Before jumping into implementation, it’s important to understand how we represent files and permissions in our Unified API.
Each file includes an id, name, a reference to its parent folder, and a list of permissions.
These permissions reflect the complete set of access controls—including those inherited from folders—because this is how third-party platforms return the data to us. You do not need to separately traverse the folder hierarchy to aggregate inherited permissions.
Here’s a simplified example:
{
"id": "file-123",
"name": "Q1 roadmap.pdf",
"folder": "folder-456",
"permissions": [
{ "type": "USER", "user": "user-1", "roles": ["OWNER"] },
{ "type": "GROUP", "group": "group-1", "roles": ["READ"] }
]
}Folders can contain subfolders and files. While folders may also have permissions, you do not need to aggregate them for file access control—files already include the full ACL based on their folder context.
Groups in Merge’s model can:
Include individual users
Include child groups that inherit from their parent
When you expand group-based permissions, make sure to account for any nested child groups.
User objects contain fields like name, email_address, and id. These IDs are used in file and folder ACLs, either directly or through group membership.

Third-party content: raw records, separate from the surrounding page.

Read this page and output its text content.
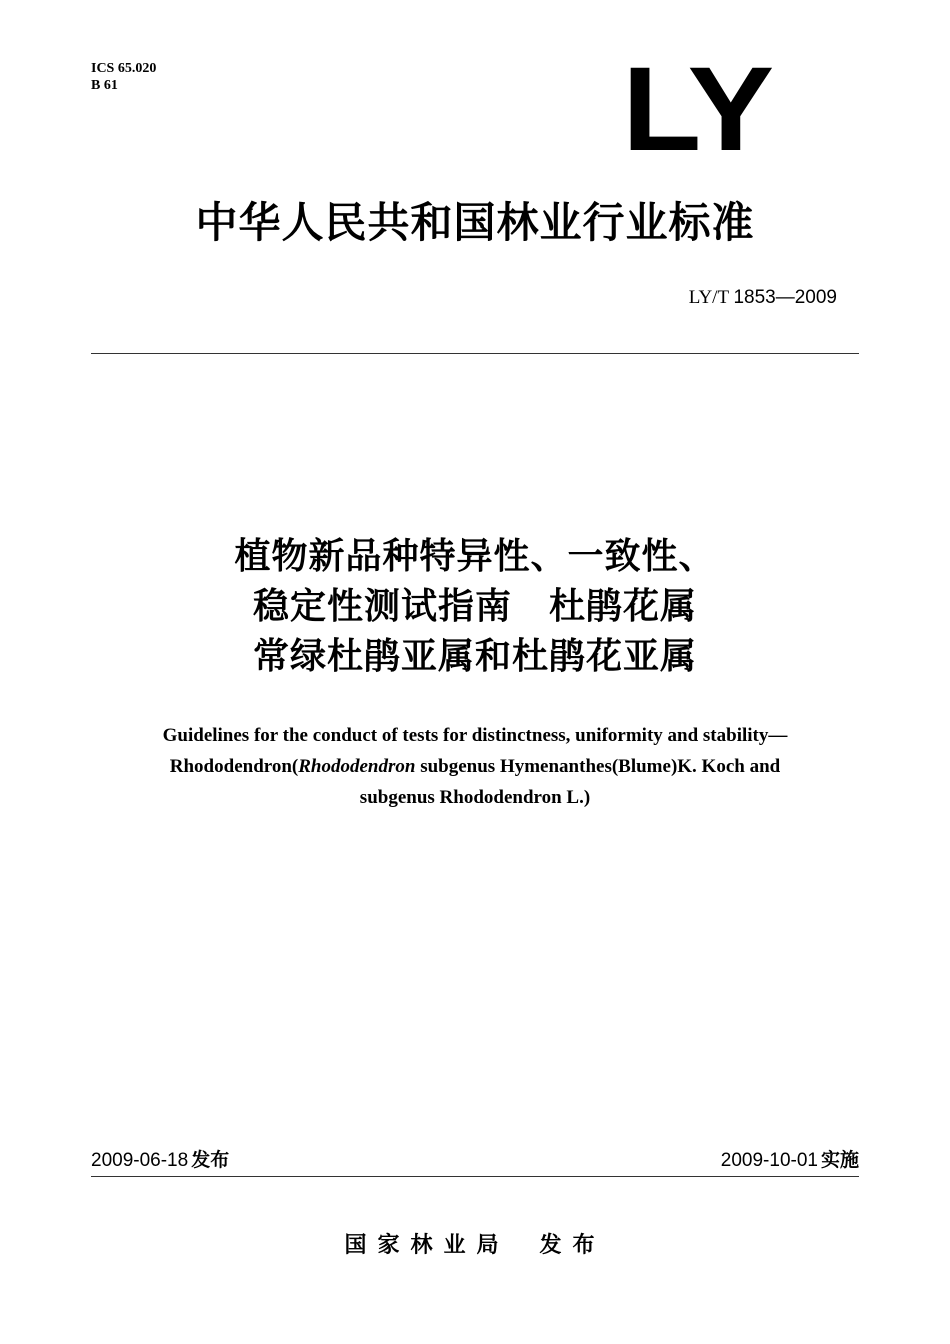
ICS 65.020
B 61	LY
中华人民共和国林业行业标准
LY/T 1853—2009
植物新品种特异性、一致性、
稳定性测试指南　杜鹃花属
常绿杜鹃亚属和杜鹃花亚属
Guidelines for the conduct of tests for distinctness, uniformity and stability—
Rhododendron(Rhododendron subgenus Hymenanthes(Blume)K. Koch and
subgenus Rhododendron L.)
2009-06-18 发布	2009-10-01 实施
国家林业局 发布
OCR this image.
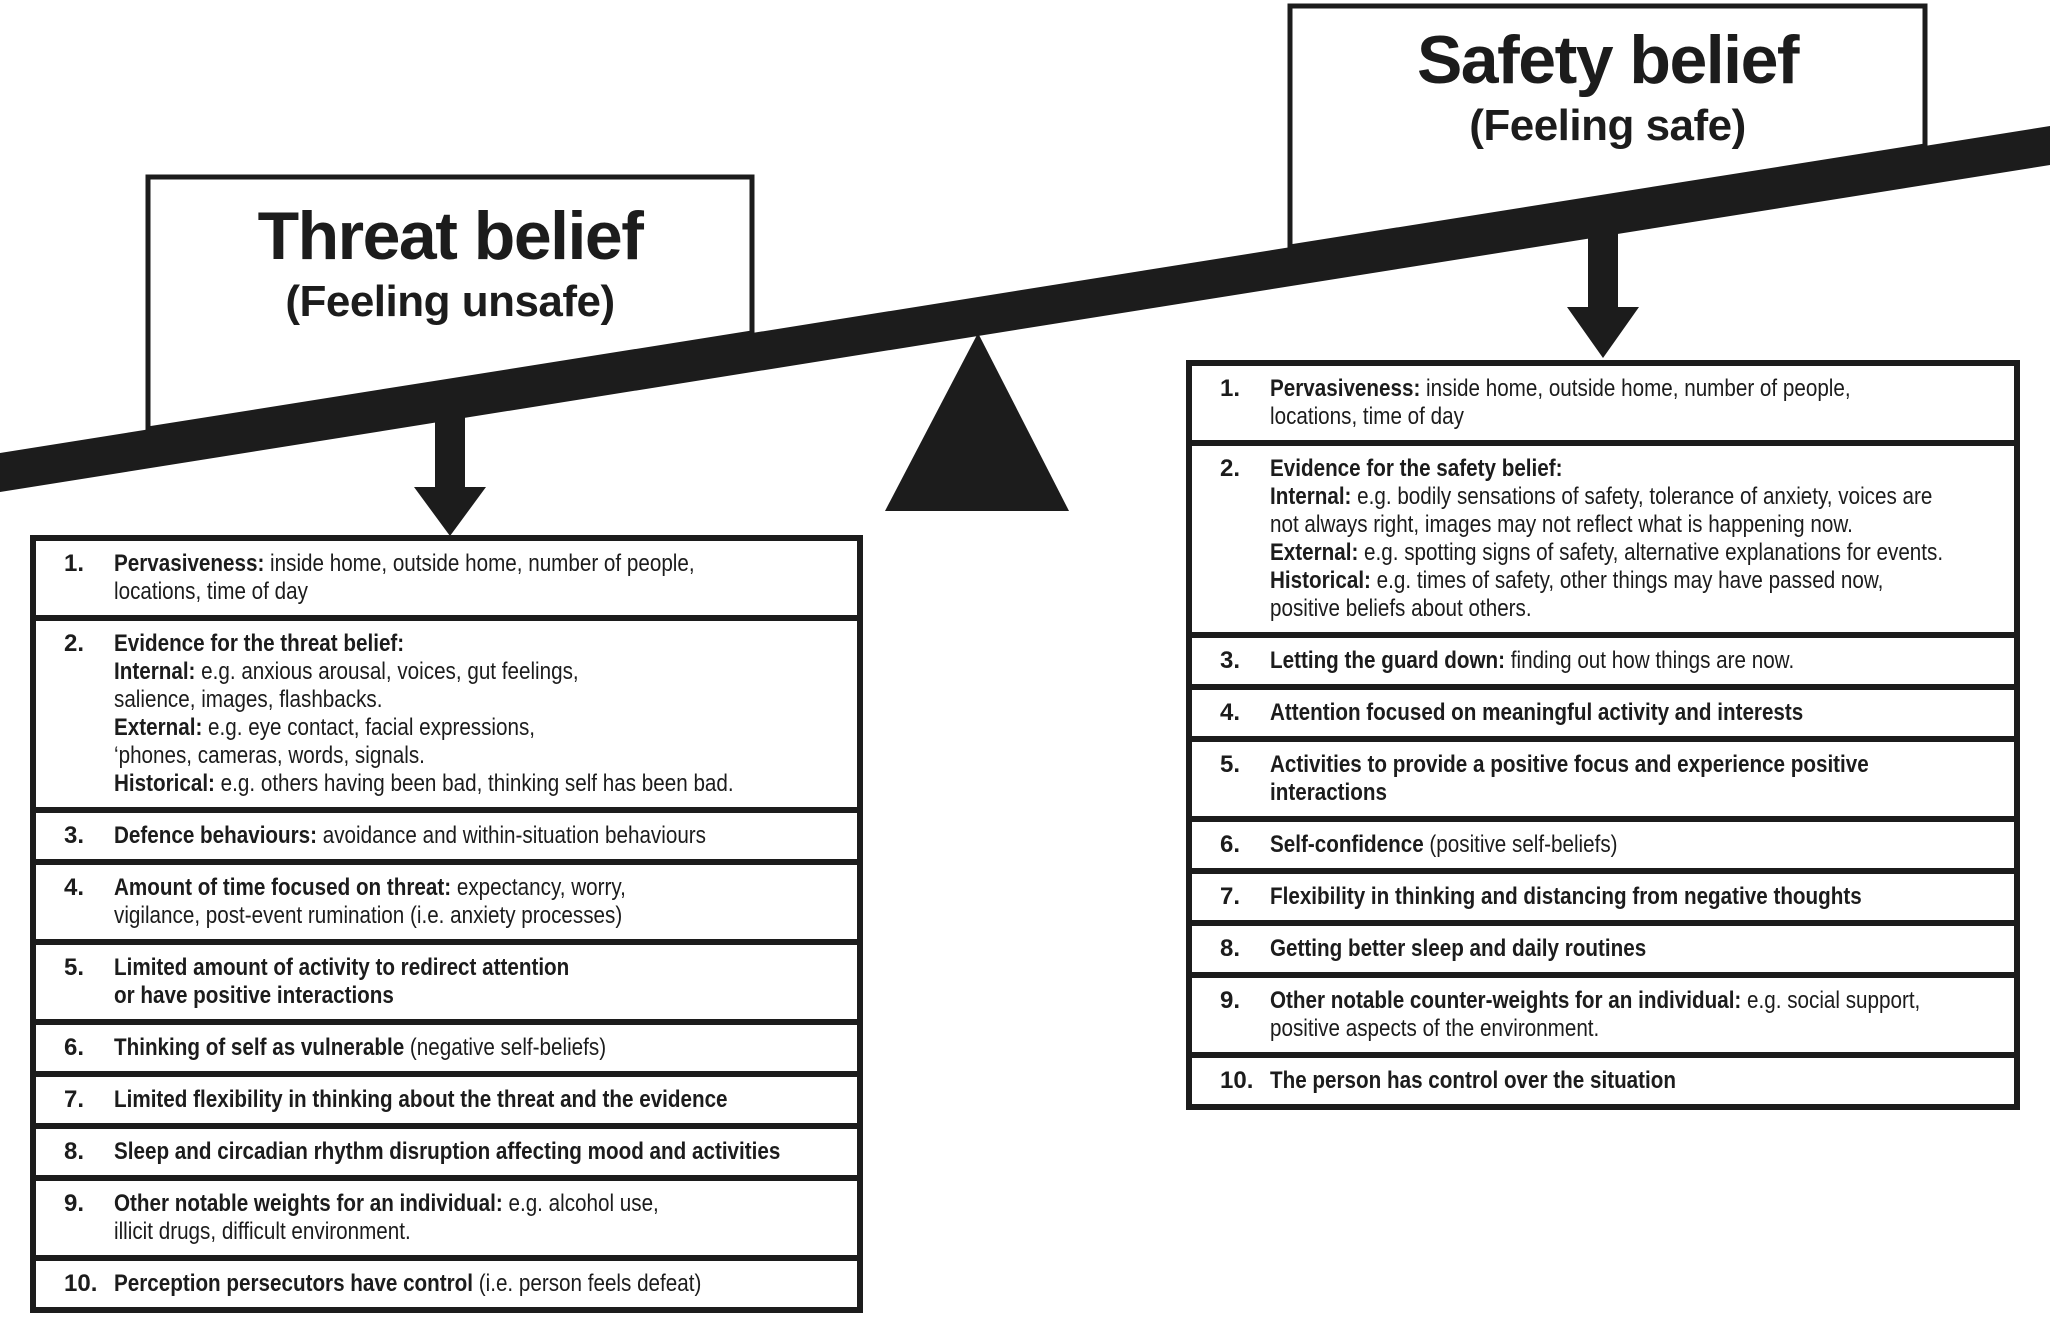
Threat belief
(Feeling unsafe)
Safety belief
(Feeling safe)
1.	Pervasiveness: inside home, outside home, number of people,
locations, time of day
2.	Evidence for the threat belief:
Internal: e.g. anxious arousal, voices, gut feelings,
salience, images, flashbacks.
External: e.g. eye contact, facial expressions,
‘phones, cameras, words, signals.
Historical: e.g. others having been bad, thinking self has been bad.
3.	Defence behaviours: avoidance and within-situation behaviours
4.	Amount of time focused on threat: expectancy, worry,
vigilance, post-event rumination (i.e. anxiety processes)
5.	Limited amount of activity to redirect attention
or have positive interactions
6.	Thinking of self as vulnerable (negative self-beliefs)
7.	Limited flexibility in thinking about the threat and the evidence
8.	Sleep and circadian rhythm disruption affecting mood and activities
9.	Other notable weights for an individual: e.g. alcohol use,
illicit drugs, difficult environment.
10. Perception persecutors have control (i.e. person feels defeat)
1.	Pervasiveness: inside home, outside home, number of people,
locations, time of day
2.	Evidence for the safety belief:
Internal: e.g. bodily sensations of safety, tolerance of anxiety, voices are
not always right, images may not reflect what is happening now.
External: e.g. spotting signs of safety, alternative explanations for events.
Historical: e.g. times of safety, other things may have passed now,
positive beliefs about others.
3.	Letting the guard down: finding out how things are now.
4.	Attention focused on meaningful activity and interests
5.	Activities to provide a positive focus and experience positive
interactions
6.	Self-confidence (positive self-beliefs)
7.	Flexibility in thinking and distancing from negative thoughts
8.	Getting better sleep and daily routines
9.	Other notable counter-weights for an individual: e.g. social support,
positive aspects of the environment.
10. The person has control over the situation
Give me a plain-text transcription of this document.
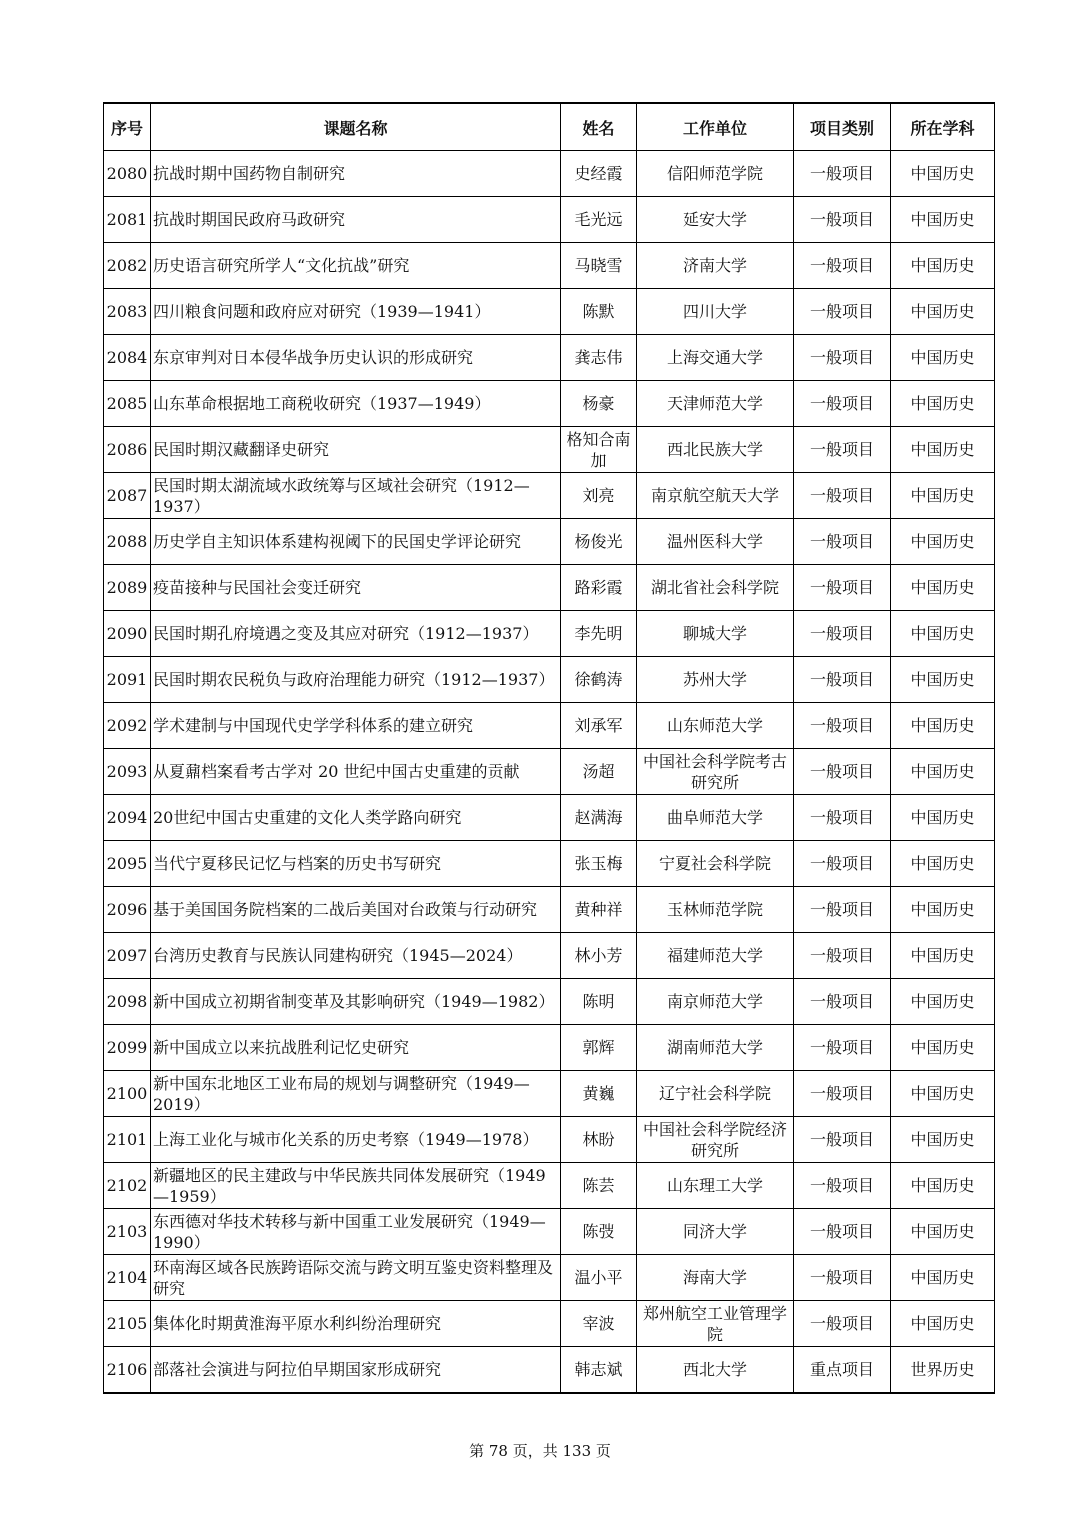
序号	课题名称	姓名	工作单位	项目类别	所在学科
2080	抗战时期中国药物自制研究	史经霞	信阳师范学院	一般项目	中国历史
2081	抗战时期国民政府马政研究	毛光远	延安大学	一般项目	中国历史
2082	历史语言研究所学人“文化抗战”研究	马晓雪	济南大学	一般项目	中国历史
2083	四川粮食问题和政府应对研究（1939—1941）	陈默	四川大学	一般项目	中国历史
2084	东京审判对日本侵华战争历史认识的形成研究	龚志伟	上海交通大学	一般项目	中国历史
2085	山东革命根据地工商税收研究（1937—1949）	杨豪	天津师范大学	一般项目	中国历史
2086	民国时期汉藏翻译史研究	格知合南加	西北民族大学	一般项目	中国历史
2087	民国时期太湖流域水政统筹与区域社会研究（1912—1937）	刘亮	南京航空航天大学	一般项目	中国历史
2088	历史学自主知识体系建构视阈下的民国史学评论研究	杨俊光	温州医科大学	一般项目	中国历史
2089	疫苗接种与民国社会变迁研究	路彩霞	湖北省社会科学院	一般项目	中国历史
2090	民国时期孔府境遇之变及其应对研究（1912—1937）	李先明	聊城大学	一般项目	中国历史
2091	民国时期农民税负与政府治理能力研究（1912—1937）	徐鹤涛	苏州大学	一般项目	中国历史
2092	学术建制与中国现代史学学科体系的建立研究	刘承军	山东师范大学	一般项目	中国历史
2093	从夏鼐档案看考古学对 20 世纪中国古史重建的贡献	汤超	中国社会科学院考古研究所	一般项目	中国历史
2094	20世纪中国古史重建的文化人类学路向研究	赵满海	曲阜师范大学	一般项目	中国历史
2095	当代宁夏移民记忆与档案的历史书写研究	张玉梅	宁夏社会科学院	一般项目	中国历史
2096	基于美国国务院档案的二战后美国对台政策与行动研究	黄种祥	玉林师范学院	一般项目	中国历史
2097	台湾历史教育与民族认同建构研究（1945—2024）	林小芳	福建师范大学	一般项目	中国历史
2098	新中国成立初期省制变革及其影响研究（1949—1982）	陈明	南京师范大学	一般项目	中国历史
2099	新中国成立以来抗战胜利记忆史研究	郭辉	湖南师范大学	一般项目	中国历史
2100	新中国东北地区工业布局的规划与调整研究（1949—2019）	黄巍	辽宁社会科学院	一般项目	中国历史
2101	上海工业化与城市化关系的历史考察（1949—1978）	林盼	中国社会科学院经济研究所	一般项目	中国历史
2102	新疆地区的民主建政与中华民族共同体发展研究（1949—1959）	陈芸	山东理工大学	一般项目	中国历史
2103	东西德对华技术转移与新中国重工业发展研究（1949—1990）	陈弢	同济大学	一般项目	中国历史
2104	环南海区域各民族跨语际交流与跨文明互鉴史资料整理及研究	温小平	海南大学	一般项目	中国历史
2105	集体化时期黄淮海平原水利纠纷治理研究	宰波	郑州航空工业管理学院	一般项目	中国历史
2106	部落社会演进与阿拉伯早期国家形成研究	韩志斌	西北大学	重点项目	世界历史
第 78 页，共 133 页
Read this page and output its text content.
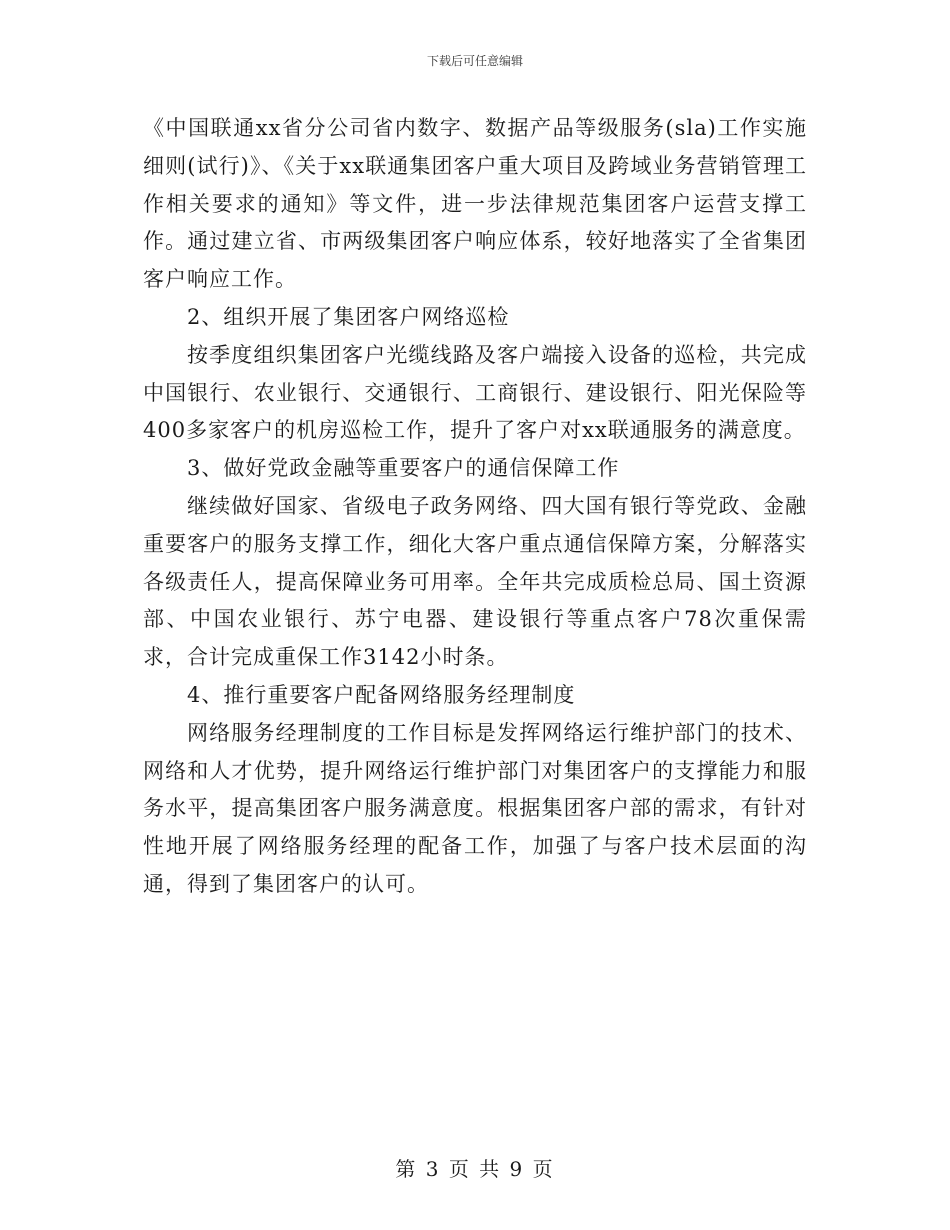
下载后可任意编辑

《中国联通xx省分公司省内数字、数据产品等级服务(sla)工作实施细则(试行)》、《关于xx联通集团客户重大项目及跨域业务营销管理工作相关要求的通知》等文件，进一步法律规范集团客户运营支撑工作。通过建立省、市两级集团客户响应体系，较好地落实了全省集团客户响应工作。

2、组织开展了集团客户网络巡检

按季度组织集团客户光缆线路及客户端接入设备的巡检，共完成中国银行、农业银行、交通银行、工商银行、建设银行、阳光保险等400多家客户的机房巡检工作，提升了客户对xx联通服务的满意度。

3、做好党政金融等重要客户的通信保障工作

继续做好国家、省级电子政务网络、四大国有银行等党政、金融重要客户的服务支撑工作，细化大客户重点通信保障方案，分解落实各级责任人，提高保障业务可用率。全年共完成质检总局、国土资源部、中国农业银行、苏宁电器、建设银行等重点客户78次重保需求，合计完成重保工作3142小时条。

4、推行重要客户配备网络服务经理制度

网络服务经理制度的工作目标是发挥网络运行维护部门的技术、网络和人才优势，提升网络运行维护部门对集团客户的支撑能力和服务水平，提高集团客户服务满意度。根据集团客户部的需求，有针对性地开展了网络服务经理的配备工作，加强了与客户技术层面的沟通，得到了集团客户的认可。

第 3 页 共 9 页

Learn more about ACLs here:📄 File Storage Access Control List (ACLs)
When working with large file repositories, it’s crucial to avoid loading too much into memory at once. Our API is paginated, so you’ll be able to iterate over your customer’s entire file system in manageable chunks.
We recommend processing your data in the following order:
Fetch all Groups – Build a map of group memberships and nested hierarchies.
Fetch all Files – Files include the complete permissions, so no need to traverse folders.
Fetch file contents – Download content only when you're ready to embed.
Generate embeddings and store them with ACL metadata – Do this incrementally, page by page.
Each of these is described in detail below.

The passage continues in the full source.